Die Gerichte genehmigen die allermeisten Anträge der Anklagebehörden, wie sich zum Beispiel bei der Auskunft über Nachrichtenübermittlungen zeigt: Im Vorjahr hielten die Staatsanwälte das 5276 Mal für notwendig, in 5225 Fällen wurde es vom Gericht genehmigt.

Will man nicht unterstellen, dass die Richter die Ansinnen der Staatsanwälte ungeprüft durchwinken, dann waren die Anträge in der Regel wohl fundiert begründet.
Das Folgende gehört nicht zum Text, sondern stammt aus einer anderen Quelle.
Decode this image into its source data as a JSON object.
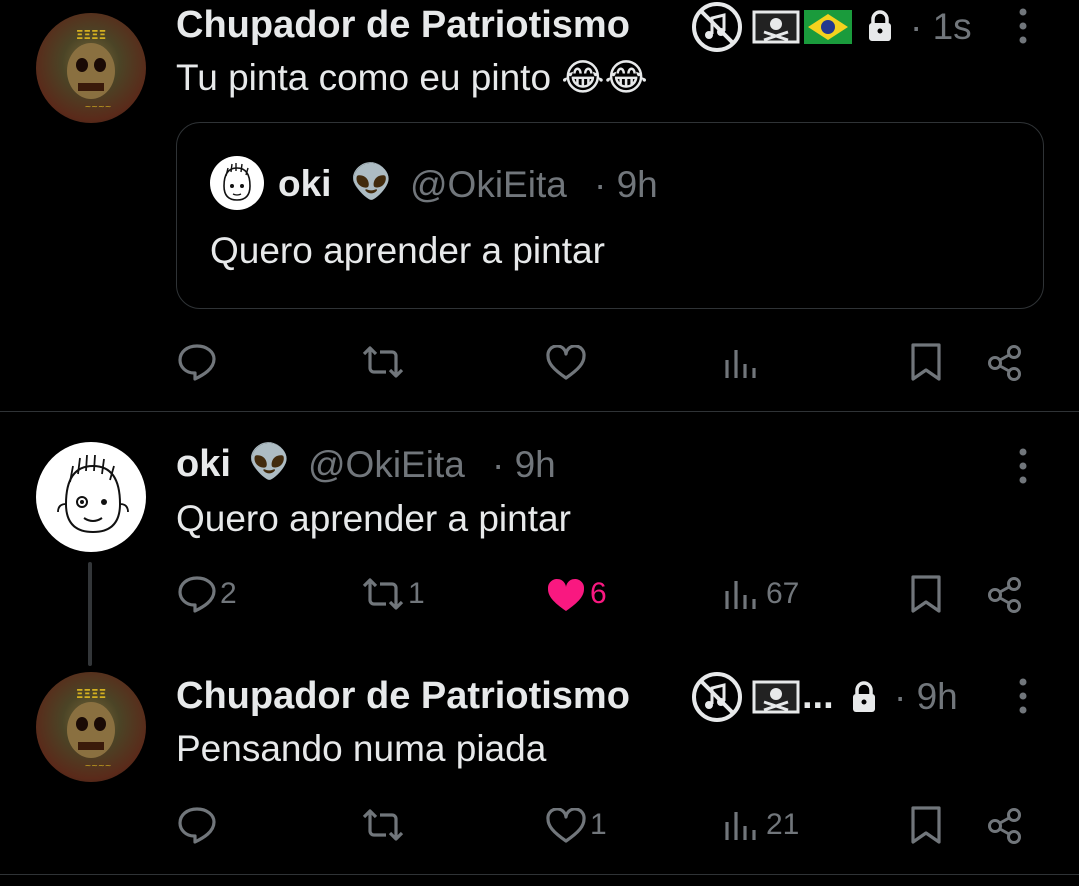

Die Grünen wollten auch wissen, was in all den mit einschneidenden Mitteln des Ausspionierens durchgeführten 18.000 Strafverfahren am Ende herauskommt. Und dabei zeigt sich: Die Justiz erreicht damit in immer weniger Fällen eine Verurteilung der überwachten Personen (2813 Mal). Von allen Verfahren, in denen ein Verdächtiger abgehört, durchsucht oder durchleuchtet wurde, endete 2016 nur jedes sechste mit einer Verurteilung.

Von 3031 Verfahren, die im Vorjahr unter Zuhilfenahme einer Nachrichtenüberwachung durchgeführt wurden, führten 496 zu einer Verurteilung. 2015 waren es 2920 Verfahren mit 774 Verurteilungen.

Albert Steinhauser, Justizsprecher der Grünen, sagt zum KURIER: "Die jüngsten Zahlen aus dem Justizministerium sind alarmierend." Wobei von dort im März noch andere Zahlen ausgeschickt wurden und man betonte, die Zahl der Verurteilungen würde steigen.

Anwendungspraxis

Steinhauser konstatiert hingegen: "Die Schere zwischen Überwachungsmaßnahmen und Verurteilungen geht immer weiter auseinander. Natürlich kann im Einzelfall die Sinnhaftigkeit einer Überwachungsmaßnahme nicht immer an einer späteren Verurteilung abgelesen werden. Dass aber flächendeckend immer mehr Überwachungsmaßnahmen immer weniger Verurteilungen gegenüberstehen, stellt einen kriminalpolitischen Supergau dar. Das lässt auch das sogenannte Sicherheitspaket in einem vollkommen neuen Licht erscheinen." Anstatt immer neue Überwachungsmaßnahmen zu beschließen, solle man sich Gedanken über die Anwendungspraxis der bestehenden machen.

Im Justizministerium wird darauf verwiesen, dass zahlreiche 2016 angefallene Strafverfahren mit besonderen Ermittlungsmaßnahmen noch nicht abgeschlossen sind und daher in der Erledigungsbilanz nicht mitgezählt werden können. Außerdem komme es zu Mehrfachzählungen, wenn gegen einen Verdächtigen mehrere Überwachungsmaßnahmen gesetzt werden.